Tafsir Surah Al-Baqarah Ayat: 106
*Ibnu Abu Talhah meriwayatkan dari Ibnu Abbas£ sehubungan dengan tafsir firman-Nya, ( Ayat mana saja yang Kami nasakhkan, ) (Al-Baqarah, 2:106) artinya ayat apa pun yang Kami ganti.
*Ibnu Juraij meriwayatkan dari Mujahid sehubungan dengan tafsir ayat ini, artinya "ayat apa pun yang kami hapuskan.
*Ibnu Abu Nujaih meriwayatkan dari Mujahid sehubungan dengan makna ayat ini, bahwa arti nasakh ialah 'ayat apa pun yang Kami tetapkan khat (tulisan)nya, sedangkan hukumnya telah Kami ganti'. Mujahid mengetengahkan tafsir ini dari murid-murid Abdullah ibnu Mas'ud£.
*Ibnu Abu Hatim mengatakan, telah diriwayatkan hal yang semisal dari Abul Aliyah dan Muhammad ibnu Ka'b Al-Qurazi.
*Menurut Ad-Dahhak, makna ( Ayat mana saja yang Kami nasakhkan, ) (Al-Baqarah, 2:106) ialah ayat apa saja yang Kami buat engkau lupa padanya.
*Menurut Ata, makna ( mā nansakh ) ialah apa saja dari Al-Qur'an yang Kami tinggalkan. Menurut Abu Hatim, makna yang dimaksud ialah apa pun yang ditinggalkan (oleh Allah) dan tidak diturunkan kepada Muhammadﷺ
*As-Saddi mengatakan, makna ( mā nansakh ) ialah ayat apa pun yang dicabut oleh Allah.
*Menurut Ibnu Abu Hatim maksudnya adalah dicabut dan diangkat oleh Allahﷻ, seperti firman-Nya:
الشَّيْخُ وَالشَّيْخَةُ اِذَا زَنَيَا فَارْجُمُوْهُمَا الْبَتَّةَ
( Kakek-kakek dan nenek-nenek (laki-laki dan perempuan dewasa yang sudah kawin) apabila keduanya berzina, maka rajamlah keduanya sebagai suatu kepastian. ) (Ayat ini telah dinasakh).

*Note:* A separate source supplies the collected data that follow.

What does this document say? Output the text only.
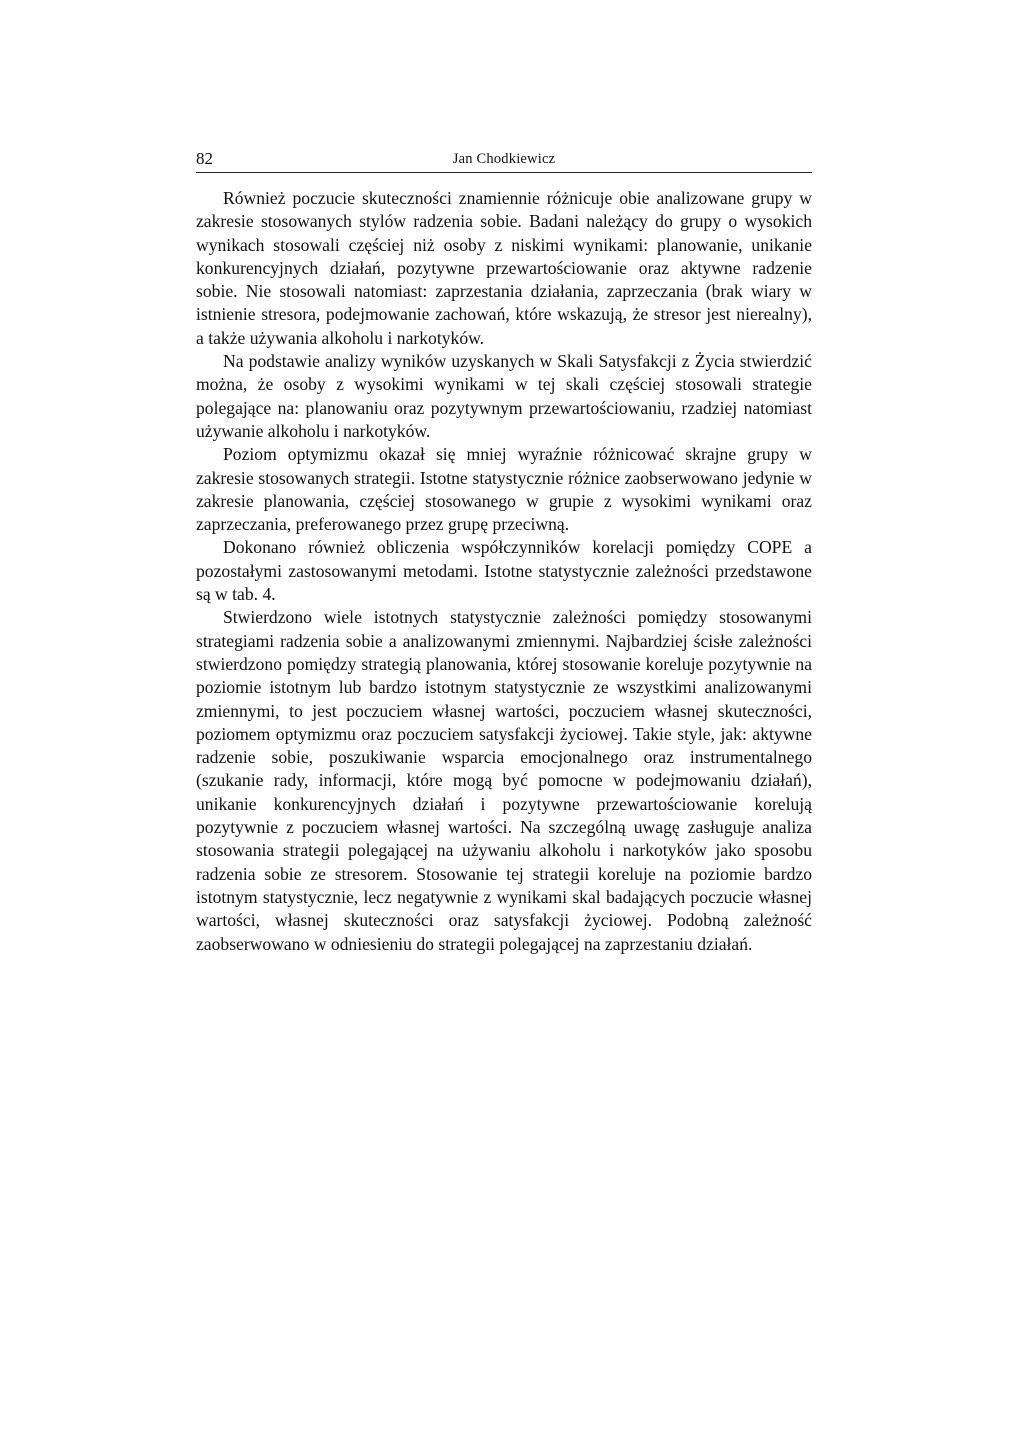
82	Jan Chodkiewicz

Również poczucie skuteczności znamiennie różnicuje obie analizowane grupy w zakresie stosowanych stylów radzenia sobie. Badani należący do grupy o wysokich wynikach stosowali częściej niż osoby z niskimi wynikami: planowanie, unikanie konkurencyjnych działań, pozytywne przewartościowanie oraz aktywne radzenie sobie. Nie stosowali natomiast: zaprzestania działania, zaprzeczania (brak wiary w istnienie stresora, podejmowanie zachowań, które wskazują, że stresor jest nierealny), a także używania alkoholu i narkotyków.

Na podstawie analizy wyników uzyskanych w Skali Satysfakcji z Życia stwierdzić można, że osoby z wysokimi wynikami w tej skali częściej stosowali strategie polegające na: planowaniu oraz pozytywnym przewartościowaniu, rzadziej natomiast używanie alkoholu i narkotyków.

Poziom optymizmu okazał się mniej wyraźnie różnicować skrajne grupy w zakresie stosowanych strategii. Istotne statystycznie różnice zaobserwowano jedynie w zakresie planowania, częściej stosowanego w grupie z wysokimi wynikami oraz zaprzeczania, preferowanego przez grupę przeciwną.

Dokonano również obliczenia współczynników korelacji pomiędzy COPE a pozostałymi zastosowanymi metodami. Istotne statystycznie zależności przedstawone są w tab. 4.

Stwierdzono wiele istotnych statystycznie zależności pomiędzy stosowanymi strategiami radzenia sobie a analizowanymi zmiennymi. Najbardziej ścisłe zależności stwierdzono pomiędzy strategią planowania, której stosowanie koreluje pozytywnie na poziomie istotnym lub bardzo istotnym statystycznie ze wszystkimi analizowanymi zmiennymi, to jest poczuciem własnej wartości, poczuciem własnej skuteczności, poziomem optymizmu oraz poczuciem satysfakcji życiowej. Takie style, jak: aktywne radzenie sobie, poszukiwanie wsparcia emocjonalnego oraz instrumentalnego (szukanie rady, informacji, które mogą być pomocne w podejmowaniu działań), unikanie konkurencyjnych działań i pozytywne przewartościowanie korelują pozytywnie z poczuciem własnej wartości. Na szczególną uwagę zasługuje analiza stosowania strategii polegającej na używaniu alkoholu i narkotyków jako sposobu radzenia sobie ze stresorem. Stosowanie tej strategii koreluje na poziomie bardzo istotnym statystycznie, lecz negatywnie z wynikami skal badających poczucie własnej wartości, własnej skuteczności oraz satysfakcji życiowej. Podobną zależność zaobserwowano w odniesieniu do strategii polegającej na zaprzestaniu działań.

لَوْ كَانَ لِابْنِ اٰدَمَ وَادِيَانِ مِنْ مَالٍ لَابْتَغٰى لَهُمَا ثَالِثًا
( Seandainya anak Adam mempunyai dua lembah yang penuh dengan emas, niscaya dia menginginkan lembah lain yang ditambahkan kepada kedua lembah itu. ) (Ayat ini telah dinasakh).
*Ibnu Jarir mengatakan, makna ( Ayat mana saja yang Kami nasakhkan, ) (Al-Baqarah, 2:106) ialah hukum ayat apa saja yang Kami pindahkan ke yang lainnya dan Kami ubah serta Kami ganti hukumnya. Misalnya, Kami ganti halal menjadi haram, haram menjadi halal, mubah menjadi dilarang, dan dilarang menjadi mubah (boleh).
*Hal ini hanya terjadi dalam masalah perintah, larangan, cegahan, mutlak, larangan dan ibahah (perbolehan). Yang menyangkut masalah-masalah berita dan kisah-kisah, tiada nasikh dan mansukh padanya.
*Kata NASAKH berasal dari naskhul kitab, yakni menukilnya dari suatu salinan ke salinan yang lain. Demikian pula makna me-nasakh hukum ke hukum yang lainnya, hanya makna yang dimaksud ialah memindahkan hukumnya dan menukil suatu ibarat ke ibarat yang lainnya -yakni merevisinya- tanpa membedakan apakah yang di-nasakh itu hukumnya atau khat (tulisan)nya saja, mengingat dua keadaan tersebut tetap dinamakan nasakh.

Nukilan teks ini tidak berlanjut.